From The Bookshelves: Ha Jin's A Free Life and The Writer as Migrant


A Free Life is a 2007 novel by Ha Jin. Here's the pitch:

[The book] follows the Wu family — father Nan, mother Pingping, and son Taotao — as they sever their ties with China in the aftermath of the 1989 massacre at Tiananmen Square and begin a new life in the United States. As Nan takes on a number of menial jobs, eventually operating a restaurant with Pingping, he struggles to adapt to the American way of life and to hold his family together, even as he pines for a woman he loved and lost in his youth. Ha Jin's prodigious talents are in full force as he brilliantly brings to life the struggles and successes of the contemporary immigrant experience.

Immprofs might also be interested in Jin's 2009 nonfiction work: The Writer as Migrant.

As a teenager during China’s Cultural Revolution, Ha Jin served as an uneducated soldier in the People’s Liberation Army. Thirty years later, a resident of the United States, he won the National Book Award for his novel Waiting, completing a trajectory that has established him as one of the most admired exemplars of world literature.

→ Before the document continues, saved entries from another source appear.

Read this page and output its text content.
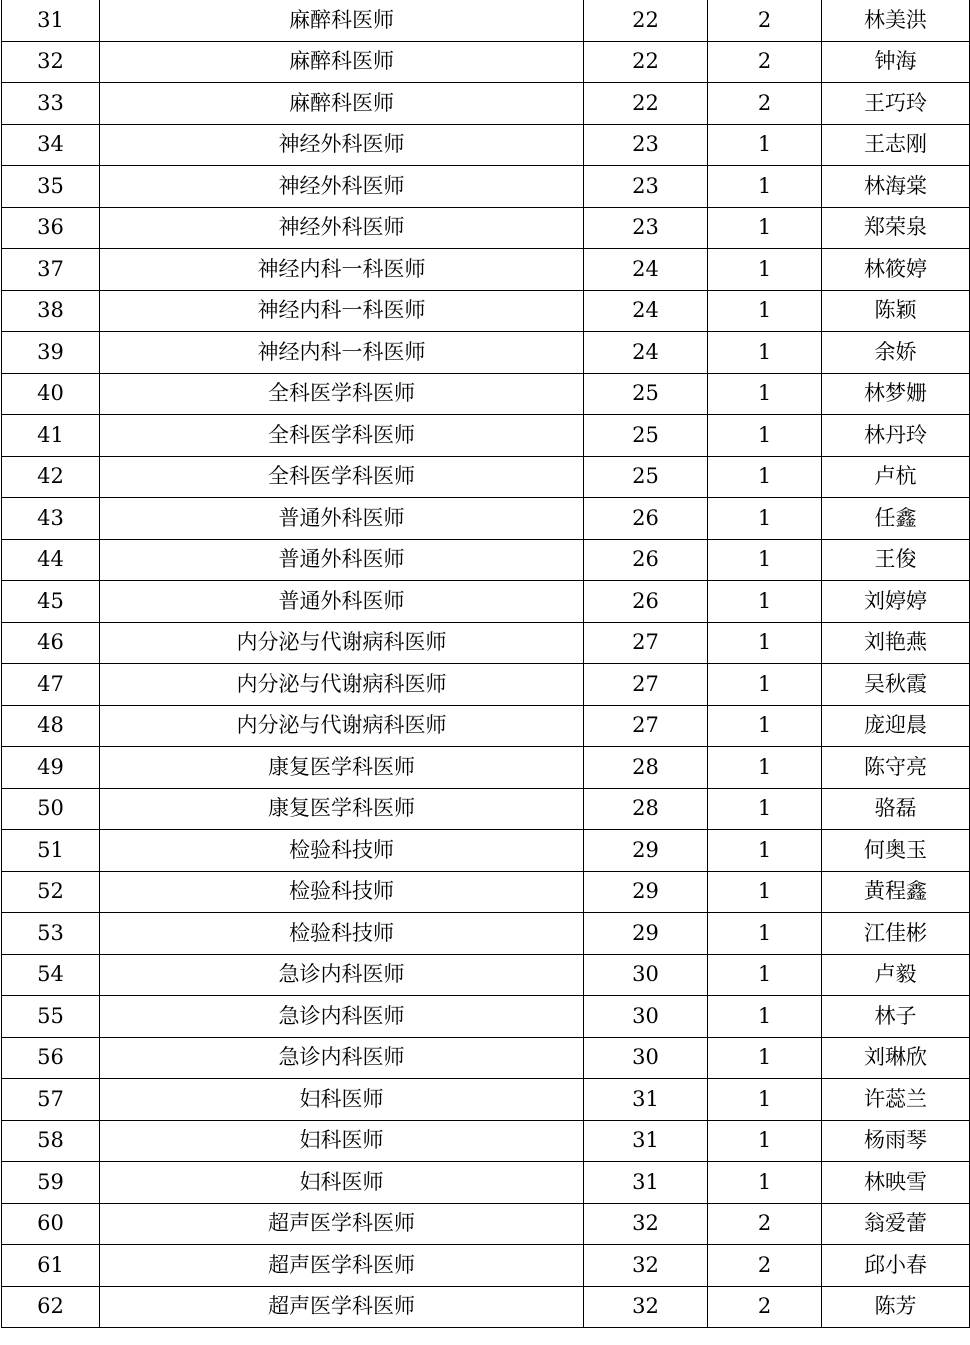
31	麻醉科医师	22	2	林美洪
32	麻醉科医师	22	2	钟海
33	麻醉科医师	22	2	王巧玲
34	神经外科医师	23	1	王志刚
35	神经外科医师	23	1	林海棠
36	神经外科医师	23	1	郑荣泉
37	神经内科一科医师	24	1	林筱婷
38	神经内科一科医师	24	1	陈颖
39	神经内科一科医师	24	1	余娇
40	全科医学科医师	25	1	林梦姗
41	全科医学科医师	25	1	林丹玲
42	全科医学科医师	25	1	卢杭
43	普通外科医师	26	1	任鑫
44	普通外科医师	26	1	王俊
45	普通外科医师	26	1	刘婷婷
46	内分泌与代谢病科医师	27	1	刘艳燕
47	内分泌与代谢病科医师	27	1	吴秋霞
48	内分泌与代谢病科医师	27	1	庞迎晨
49	康复医学科医师	28	1	陈守亮
50	康复医学科医师	28	1	骆磊
51	检验科技师	29	1	何奥玉
52	检验科技师	29	1	黄程鑫
53	检验科技师	29	1	江佳彬
54	急诊内科医师	30	1	卢毅
55	急诊内科医师	30	1	林子
56	急诊内科医师	30	1	刘琳欣
57	妇科医师	31	1	许蕊兰
58	妇科医师	31	1	杨雨琴
59	妇科医师	31	1	林映雪
60	超声医学科医师	32	2	翁爱蕾
61	超声医学科医师	32	2	邱小春
62	超声医学科医师	32	2	陈芳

Ha Jin’s journey raises rich and fascinating questions about language, migration, and the place of literature in a rapidly globalizing world—questions that take center stage in The Writer as Migrant, his first work of nonfiction. Consisting of three interconnected essays, this book sets Ha Jin’s own work and life alongside those of other literary exiles, creating a conversation across cultures and between eras. He employs the cases of Alexander Solzhenitsyn and Chinese novelist Lin Yutang to illustrate the obligation a writer feels to the land of his birth, while Joseph Conrad and Vladimir Nabokov—who, like Ha Jin, adopted English for their writing—are enlisted to explore a migrant author’s conscious choice of a literary language. A final essay draws on V. S. Naipaul and Milan Kundera to consider the ways in which our era of perpetual change forces a migrant writer to reconceptualize the very idea of home. Throughout, Jin brings other celebrated writers into the conversation as well, including W. G. Sebald, C. P. Cavafy, and Salman Rushdie—refracting and refining the very idea of a literature of migration.

Simultaneously a reflection on a crucial theme and a fascinating glimpse at the writers who compose Ha Jin’s mental library, The Writer as Migrant is a work of passionately engaged criticism, one rooted in departures but feeling like a new arrival.

Jin is a prolific writer. You can find a list of other works at this link, including more books with immigration angles like The Boat Rocker, A Map of Betrayal, and A Good Fall (my first read of his).

I'm starting to think this should've been styled as "immigrant of the day" instead of "from the bookshelves"! In which case, Ha Jin (pen name of Xuefei Jin) was born in China. He came to the United States to study and, while here, the events of Tiananmen Square happened, and Jin never returned. Instead, Jin became a professor of creative writing, first at Emory and then Boston U, where he still works today. He became a U.S. citizen in 1997, and we are darn lucky to have him.